American businessman (born 1960)

Ahmet C. Bozer (born 1960) is a Turkish business executive. He is executive vice president and president of Coca-Cola International, which consists of The Coca-Cola Company's Asia Pacific, Europe, Eurasia & Africa, and Latin America operations.

==Early years==
Bozer was born to Ali Bozer, an academic of Commercial Law and politician, 1960 in Istanbul, Turkey. He finished TED Ankara Koleji and studied Business Administration at the Middle East Technical University in Ankara. Later, he earned an MBA degree in Business Information Systems from Georgia State University.

==Career==
After beginning as a consultant and instructor, Bozer was employed by Coopers and Lybrand, where he had various roles in audit, consultancy and management in the five years there.

In 1990, he joined Coca-Cola USA as Financial Control Manager at the company's headquarters in Atlanta, Georgia.
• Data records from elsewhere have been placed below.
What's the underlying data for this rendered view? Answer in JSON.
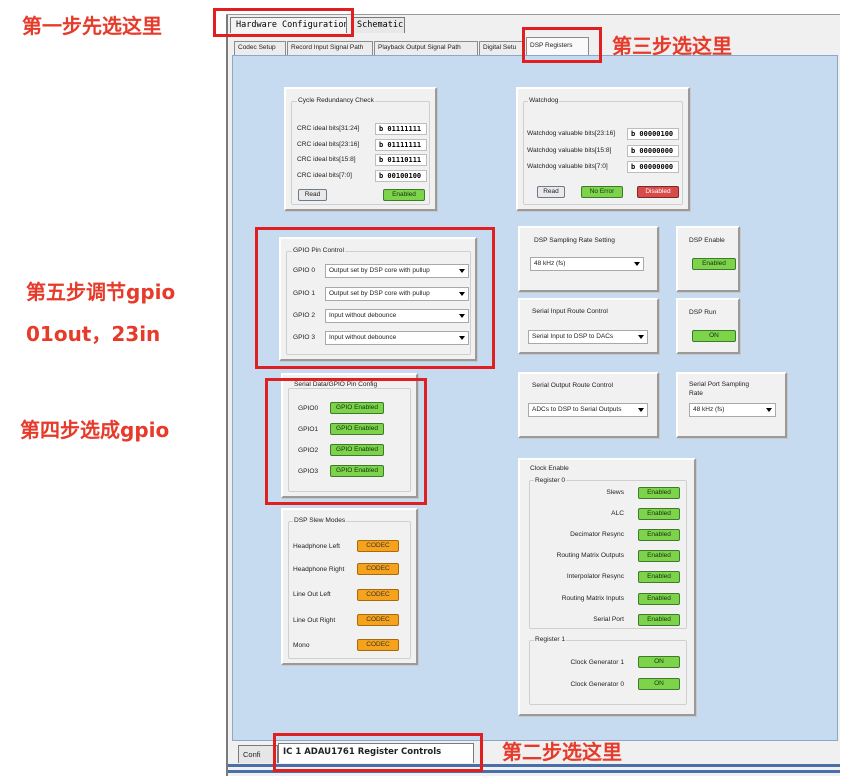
{
  "annotations": {
    "step1": "第一步先选这里",
    "step2": "第二步选这里",
    "step3": "第三步选这里",
    "step4": "第四步选成gpio",
    "step5_line1": "第五步调节gpio",
    "step5_line2": "01out，23in"
  },
  "top_tabs": [
    "Hardware Configuration",
    "Schematic"
  ],
  "sub_tabs": [
    "Codec Setup",
    "Record Input Signal Path",
    "Playback Output Signal Path",
    "Digital Setu",
    "DSP Registers"
  ],
  "crc": {
    "title": "Cycle Redundancy Check",
    "rows": [
      {
        "label": "CRC ideal bits[31:24]",
        "value": "b 01111111"
      },
      {
        "label": "CRC ideal bits[23:16]",
        "value": "b 01111111"
      },
      {
        "label": "CRC ideal bits[15:8]",
        "value": "b 01110111"
      },
      {
        "label": "CRC ideal bits[7:0]",
        "value": "b 00100100"
      }
    ],
    "read_button": "Read",
    "status": "Enabled"
  },
  "watchdog": {
    "title": "Watchdog",
    "rows": [
      {
        "label": "Watchdog valuable bits[23:16]",
        "value": "b 00000100"
      },
      {
        "label": "Watchdog valuable bits[15:8]",
        "value": "b 00000000"
      },
      {
        "label": "Watchdog valuable bits[7:0]",
        "value": "b 00000000"
      }
    ],
    "read_button": "Read",
    "error_status": "No Error",
    "enable_status": "Disabled"
  },
  "gpio_pin_control": {
    "title": "GPIO Pin Control",
    "rows": [
      {
        "label": "GPIO 0",
        "value": "Output set by DSP core with pullup"
      },
      {
        "label": "GPIO 1",
        "value": "Output set by DSP core with pullup"
      },
      {
        "label": "GPIO 2",
        "value": "Input without debounce"
      },
      {
        "label": "GPIO 3",
        "value": "Input without debounce"
      }
    ]
  },
  "dsp_sampling": {
    "title": "DSP Sampling Rate Setting",
    "value": "48 kHz (fs)"
  },
  "dsp_enable": {
    "title": "DSP Enable",
    "value": "Enabled"
  },
  "serial_input_route": {
    "title": "Serial Input Route Control",
    "value": "Serial Input to DSP to DACs"
  },
  "dsp_run": {
    "title": "DSP Run",
    "value": "ON"
  },
  "serial_output_route": {
    "title": "Serial Output Route Control",
    "value": "ADCs to DSP to Serial Outputs"
  },
  "serial_port_sampling": {
    "title_line1": "Serial Port Sampling",
    "title_line2": "Rate",
    "value": "48 kHz (fs)"
  },
  "serial_data_gpio": {
    "title": "Serial Data/GPIO Pin Config",
    "rows": [
      {
        "label": "GPIO0",
        "value": "GPIO Enabled"
      },
      {
        "label": "GPIO1",
        "value": "GPIO Enabled"
      },
      {
        "label": "GPIO2",
        "value": "GPIO Enabled"
      },
      {
        "label": "GPIO3",
        "value": "GPIO Enabled"
      }
    ]
  },
  "dsp_slew": {
    "title": "DSP Slew Modes",
    "rows": [
      {
        "label": "Headphone Left",
        "value": "CODEC"
      },
      {
        "label": "Headphone Right",
        "value": "CODEC"
      },
      {
        "label": "Line Out Left",
        "value": "CODEC"
      },
      {
        "label": "Line Out Right",
        "value": "CODEC"
      },
      {
        "label": "Mono",
        "value": "CODEC"
      }
    ]
  },
  "clock_enable": {
    "title": "Clock Enable",
    "register0": {
      "title": "Register 0",
      "rows": [
        {
          "label": "Slews",
          "value": "Enabled"
        },
        {
          "label": "ALC",
          "value": "Enabled"
        },
        {
          "label": "Decimator Resync",
          "value": "Enabled"
        },
        {
          "label": "Routing Matrix Outputs",
          "value": "Enabled"
        },
        {
          "label": "Interpolator Resync",
          "value": "Enabled"
        },
        {
          "label": "Routing Matrix Inputs",
          "value": "Enabled"
        },
        {
          "label": "Serial Port",
          "value": "Enabled"
        }
      ]
    },
    "register1": {
      "title": "Register 1",
      "rows": [
        {
          "label": "Clock Generator 1",
          "value": "ON"
        },
        {
          "label": "Clock Generator 0",
          "value": "ON"
        }
      ]
    }
  },
  "bottom_tabs": [
    "Confi",
    "IC 1   ADAU1761 Register Controls"
  ],
  "colors": {
    "annotation_red": "#e63a2a",
    "panel_bg": "#c6dbef",
    "status_green": "#7dd34a",
    "status_red": "#d94a4a",
    "status_orange": "#f7a21b"
  }
}
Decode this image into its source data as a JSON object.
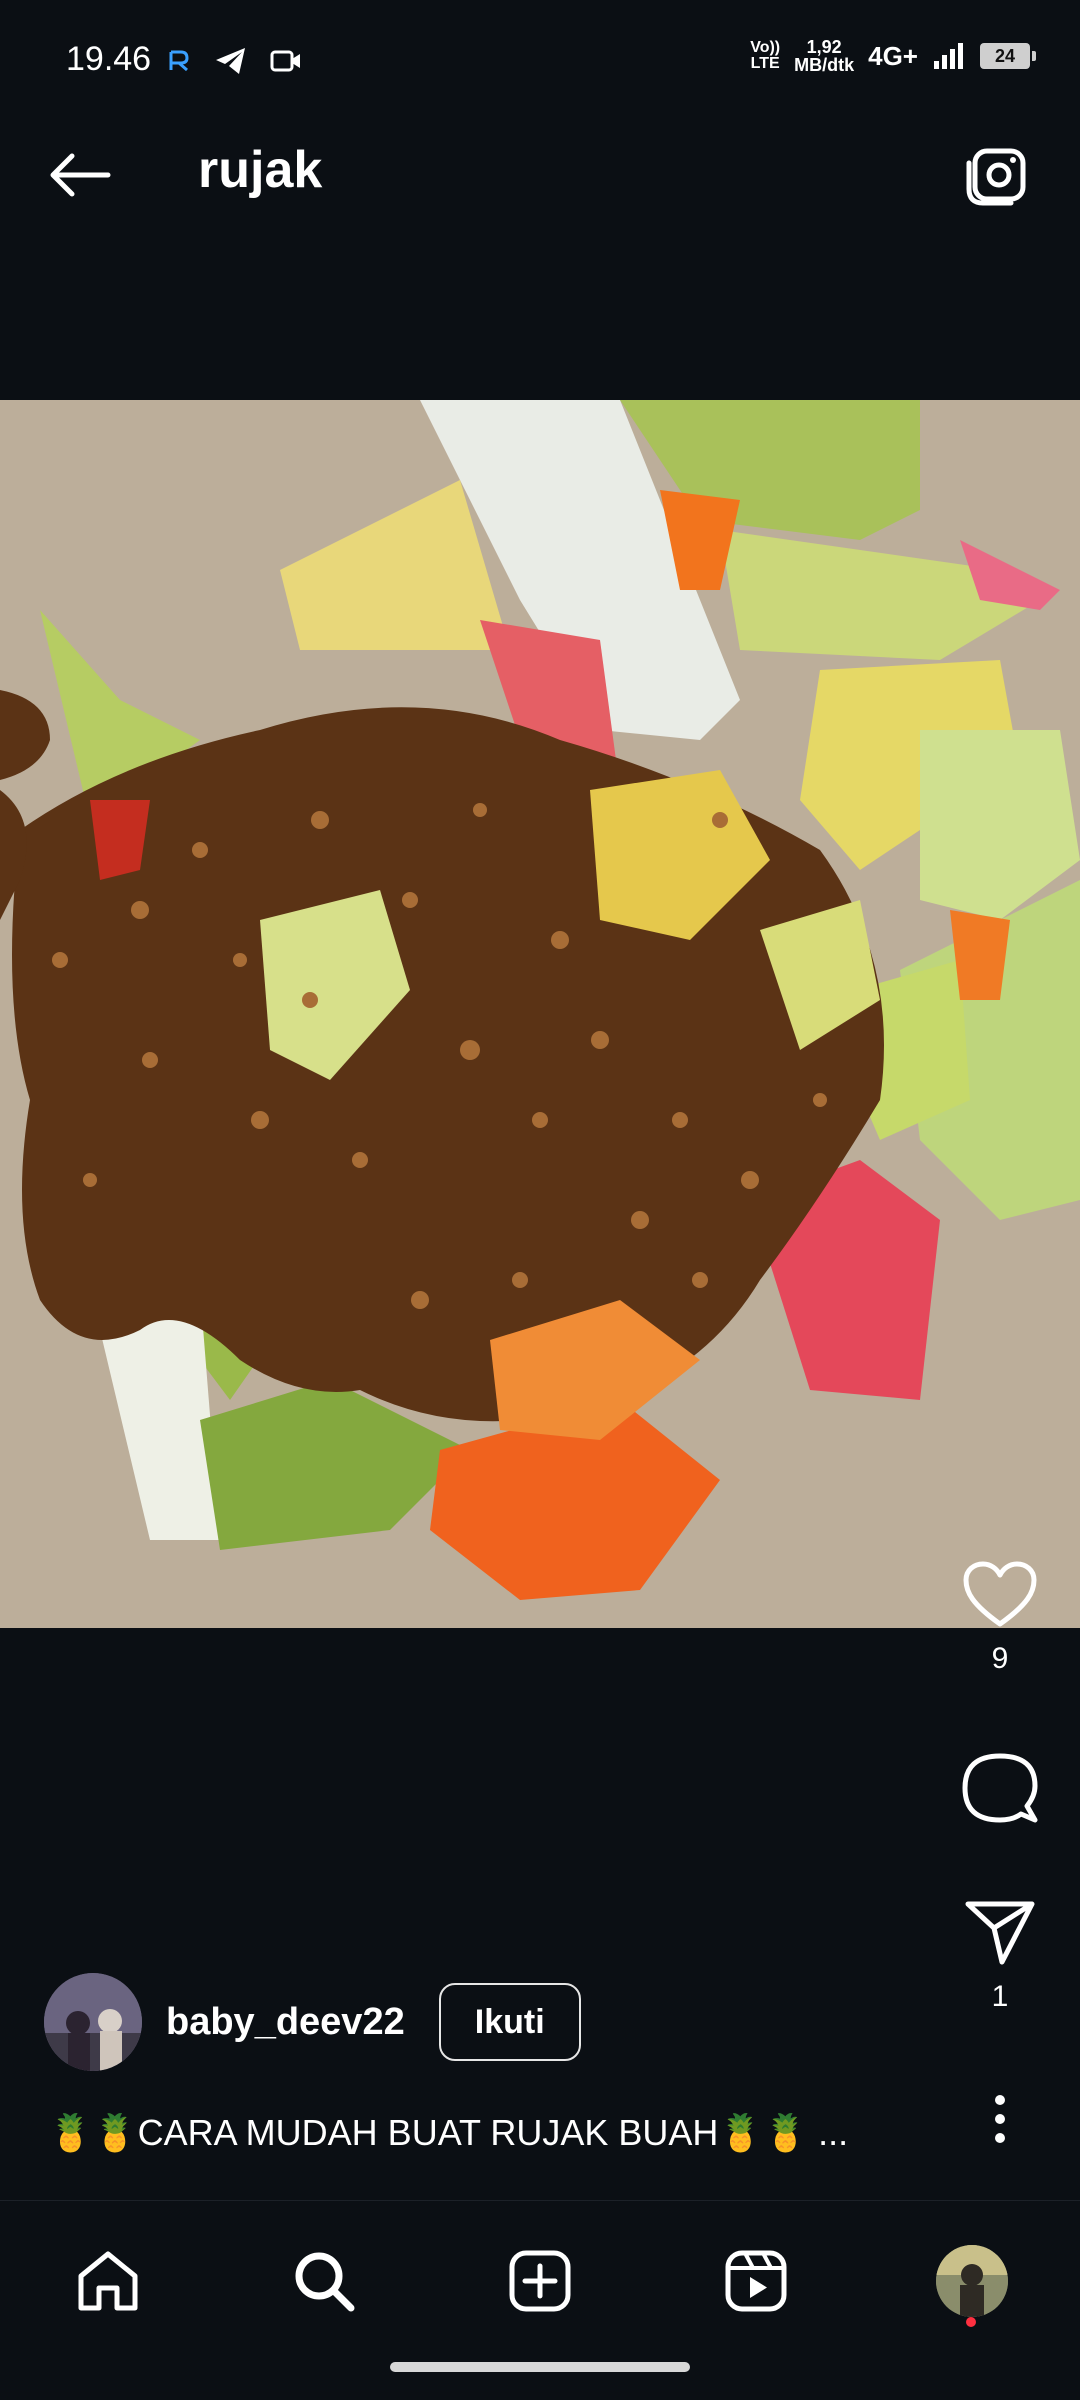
{
  "status_bar": {
    "time": "19.46",
    "volte_top": "Vo))",
    "volte_bottom": "LTE",
    "speed_value": "1,92",
    "speed_unit": "MB/dtk",
    "network": "4G+",
    "battery": "24"
  },
  "header": {
    "title": "rujak",
    "back_icon": "back-arrow-icon",
    "camera_icon": "camera-icon"
  },
  "post": {
    "image_subject": "rujak",
    "likes": "9",
    "shares": "1"
  },
  "author": {
    "username": "baby_deev22",
    "follow_label": "Ikuti"
  },
  "caption": {
    "text": "🍍🍍CARA MUDAH BUAT RUJAK BUAH🍍🍍 ..."
  },
  "bottom_nav": {
    "items": [
      "home-icon",
      "search-icon",
      "create-icon",
      "reels-icon",
      "profile-avatar"
    ]
  },
  "colors": {
    "background": "#0b0f14",
    "text": "#ffffff",
    "notification": "#ff3040"
  }
}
Bozer was appointed Region Finance Manager at the Turkish Enterprise in 1992.

He was Finance Director and Deputy Managing Director of The Coca-Cola Company Bottling Operations in Turkey from 1994 to 1999. After serving as the managing director of Coca-Cola Bottlers of Turkey (CCBT), Bozer became the President of Eurasia & Middle East Division based in Istanbul, Turkey on January 1, 2006. On July 1, 2007, he was appointed President of the Eurasia and Africa Group, which comprises a total of more than 90 countries, and served until December 31, 2012. In 2013, he became Executive Vice President and President of Coca-Cola International.

Mr. Bozer is a member of the Board of Directors of Hepsiburada and Esas Holding and the advisory board of Swire Coca-Cola.